The Sunday Times, quoting “well-placed” but unnamed sources in the EFF, ANC and MK, writes that Shivambu and other EFF leaders were negotiating a GNU participation deal with the ANC which would have included Shivambu getting a Deputy Minister of Finance position. Malema however upset the apple cart by secretly approaching Ramaphosa directly, hoping to snaffle for himself the post of Second Deputy President in the GNU. The same that he has since denounced as the creation of White Monopoly Capital. 

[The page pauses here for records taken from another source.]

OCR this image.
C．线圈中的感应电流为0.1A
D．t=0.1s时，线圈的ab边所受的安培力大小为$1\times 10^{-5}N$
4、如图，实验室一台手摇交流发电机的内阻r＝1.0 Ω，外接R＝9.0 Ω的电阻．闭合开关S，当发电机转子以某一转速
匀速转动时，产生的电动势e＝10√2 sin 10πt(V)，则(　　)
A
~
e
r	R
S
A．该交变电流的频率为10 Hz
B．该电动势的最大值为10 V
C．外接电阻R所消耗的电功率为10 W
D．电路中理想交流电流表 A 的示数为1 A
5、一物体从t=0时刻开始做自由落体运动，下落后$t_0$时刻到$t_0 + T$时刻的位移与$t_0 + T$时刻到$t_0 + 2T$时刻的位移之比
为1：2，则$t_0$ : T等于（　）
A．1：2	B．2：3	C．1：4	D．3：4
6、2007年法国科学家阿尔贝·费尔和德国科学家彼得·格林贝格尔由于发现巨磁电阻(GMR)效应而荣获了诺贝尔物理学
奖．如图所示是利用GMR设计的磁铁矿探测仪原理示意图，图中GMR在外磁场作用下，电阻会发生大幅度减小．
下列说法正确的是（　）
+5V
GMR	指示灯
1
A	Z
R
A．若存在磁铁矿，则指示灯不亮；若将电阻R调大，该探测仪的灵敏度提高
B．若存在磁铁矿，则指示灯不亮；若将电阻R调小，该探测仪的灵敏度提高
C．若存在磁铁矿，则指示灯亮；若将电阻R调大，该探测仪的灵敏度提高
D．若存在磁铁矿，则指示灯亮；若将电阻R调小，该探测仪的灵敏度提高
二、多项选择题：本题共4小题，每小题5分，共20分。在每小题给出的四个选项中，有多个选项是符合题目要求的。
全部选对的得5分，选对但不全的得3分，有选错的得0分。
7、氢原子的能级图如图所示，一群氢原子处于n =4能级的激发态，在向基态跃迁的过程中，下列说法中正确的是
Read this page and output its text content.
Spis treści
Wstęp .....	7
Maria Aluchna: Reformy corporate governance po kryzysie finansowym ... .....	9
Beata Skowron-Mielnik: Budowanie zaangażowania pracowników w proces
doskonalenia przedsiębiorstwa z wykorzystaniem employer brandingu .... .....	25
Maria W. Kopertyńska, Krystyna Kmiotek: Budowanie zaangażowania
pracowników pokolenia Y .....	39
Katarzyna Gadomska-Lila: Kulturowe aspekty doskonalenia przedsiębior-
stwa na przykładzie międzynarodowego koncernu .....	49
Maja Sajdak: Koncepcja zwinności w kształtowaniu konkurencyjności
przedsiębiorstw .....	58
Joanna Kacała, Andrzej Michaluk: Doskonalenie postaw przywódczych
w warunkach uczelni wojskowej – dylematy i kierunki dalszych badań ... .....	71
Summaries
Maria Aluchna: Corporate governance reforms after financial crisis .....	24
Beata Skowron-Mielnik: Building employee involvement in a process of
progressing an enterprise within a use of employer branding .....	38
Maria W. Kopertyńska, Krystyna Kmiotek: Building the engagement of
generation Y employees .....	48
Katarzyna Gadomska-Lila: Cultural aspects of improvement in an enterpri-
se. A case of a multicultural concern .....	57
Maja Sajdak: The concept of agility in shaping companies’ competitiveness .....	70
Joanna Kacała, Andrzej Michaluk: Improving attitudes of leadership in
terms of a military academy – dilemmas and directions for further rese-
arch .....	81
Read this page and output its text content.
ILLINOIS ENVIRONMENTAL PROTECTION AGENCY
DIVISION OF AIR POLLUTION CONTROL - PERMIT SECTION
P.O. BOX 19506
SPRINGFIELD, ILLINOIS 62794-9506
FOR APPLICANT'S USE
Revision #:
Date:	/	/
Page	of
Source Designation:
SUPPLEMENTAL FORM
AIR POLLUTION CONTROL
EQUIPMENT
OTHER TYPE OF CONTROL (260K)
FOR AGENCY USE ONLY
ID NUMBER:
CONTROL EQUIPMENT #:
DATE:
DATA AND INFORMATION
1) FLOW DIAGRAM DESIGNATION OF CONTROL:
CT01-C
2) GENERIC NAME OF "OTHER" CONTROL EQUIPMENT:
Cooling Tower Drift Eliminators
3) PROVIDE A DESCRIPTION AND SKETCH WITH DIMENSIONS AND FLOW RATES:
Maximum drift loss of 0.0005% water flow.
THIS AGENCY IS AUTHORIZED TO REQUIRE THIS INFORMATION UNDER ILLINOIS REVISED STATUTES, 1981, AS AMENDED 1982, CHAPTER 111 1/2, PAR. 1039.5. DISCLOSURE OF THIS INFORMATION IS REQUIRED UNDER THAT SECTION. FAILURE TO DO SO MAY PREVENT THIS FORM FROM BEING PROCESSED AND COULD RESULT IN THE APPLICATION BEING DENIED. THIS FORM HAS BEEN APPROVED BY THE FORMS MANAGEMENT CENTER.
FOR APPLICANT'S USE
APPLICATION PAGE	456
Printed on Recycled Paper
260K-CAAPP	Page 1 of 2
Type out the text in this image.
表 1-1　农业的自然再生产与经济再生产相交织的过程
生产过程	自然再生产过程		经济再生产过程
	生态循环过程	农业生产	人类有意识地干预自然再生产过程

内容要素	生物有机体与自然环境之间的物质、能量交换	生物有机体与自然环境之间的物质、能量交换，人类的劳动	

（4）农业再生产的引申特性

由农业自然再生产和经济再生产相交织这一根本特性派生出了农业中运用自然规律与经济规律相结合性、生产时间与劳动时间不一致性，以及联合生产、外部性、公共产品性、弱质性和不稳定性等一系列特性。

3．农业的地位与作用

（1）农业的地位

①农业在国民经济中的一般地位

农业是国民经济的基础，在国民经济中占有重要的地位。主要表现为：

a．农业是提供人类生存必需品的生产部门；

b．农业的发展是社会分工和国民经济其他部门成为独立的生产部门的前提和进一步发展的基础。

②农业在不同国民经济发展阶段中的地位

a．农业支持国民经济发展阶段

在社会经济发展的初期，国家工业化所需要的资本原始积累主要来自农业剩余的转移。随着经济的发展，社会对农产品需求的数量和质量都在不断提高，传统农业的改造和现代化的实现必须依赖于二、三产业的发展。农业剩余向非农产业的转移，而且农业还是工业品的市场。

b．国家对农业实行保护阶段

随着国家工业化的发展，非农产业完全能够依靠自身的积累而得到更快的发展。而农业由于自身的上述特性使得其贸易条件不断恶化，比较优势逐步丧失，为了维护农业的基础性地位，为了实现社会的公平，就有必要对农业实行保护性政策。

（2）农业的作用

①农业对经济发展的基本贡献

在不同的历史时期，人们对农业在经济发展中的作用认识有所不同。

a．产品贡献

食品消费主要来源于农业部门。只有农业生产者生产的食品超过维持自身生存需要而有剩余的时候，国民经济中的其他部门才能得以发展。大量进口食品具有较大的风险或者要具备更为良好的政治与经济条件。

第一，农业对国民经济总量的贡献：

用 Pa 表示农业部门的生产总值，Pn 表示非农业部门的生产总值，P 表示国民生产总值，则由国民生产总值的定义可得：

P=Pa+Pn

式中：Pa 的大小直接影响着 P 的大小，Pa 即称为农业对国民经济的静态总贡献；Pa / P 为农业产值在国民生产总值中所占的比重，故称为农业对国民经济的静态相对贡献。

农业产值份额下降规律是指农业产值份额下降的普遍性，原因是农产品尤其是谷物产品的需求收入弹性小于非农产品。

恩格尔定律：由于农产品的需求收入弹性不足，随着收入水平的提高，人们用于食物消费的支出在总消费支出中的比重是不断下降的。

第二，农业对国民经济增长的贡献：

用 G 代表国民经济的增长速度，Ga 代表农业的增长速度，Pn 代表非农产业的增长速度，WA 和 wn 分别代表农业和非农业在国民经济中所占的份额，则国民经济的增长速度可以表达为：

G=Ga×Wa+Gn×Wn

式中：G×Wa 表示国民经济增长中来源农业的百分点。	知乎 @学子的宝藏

“The mixed messages from the EFF led to a deadlock between it and the ANC and the eventual collapse of their negotiations. Shivambu, who was also the party’s Chief Whip, felt Malema had betrayed and ‘disrespected’ him,” the paper claimed. Also, if this version of events is true, Shivambu would undoubtedly feel mightily pissed off at missing appointment to a powerful Cabinet position that has instead gone to the Democratic Alliance’s Ashor Sarupen. 

The bad blood between Shivambu and Malema will delight the DA and ANC. The radical left is currently dispersed between MK, the EFF and a third group still hunkering down in the ANC waiting to see the way the wind blows. The greatest threat to the survival of the GNU is if these natural allies unite. 

Shivambu’s exit will slow that process. The process will be further impeded if, as seems likely, Shivambu and Malema are criminally indicted over the VBS fraud.

It’s setting up to be a prosecutor’s wet dream: two men who know one another’s darkest secrets and are now in bitter rivalry. Who will be the first to seek judicial indemnity with the promise of ratting out the other?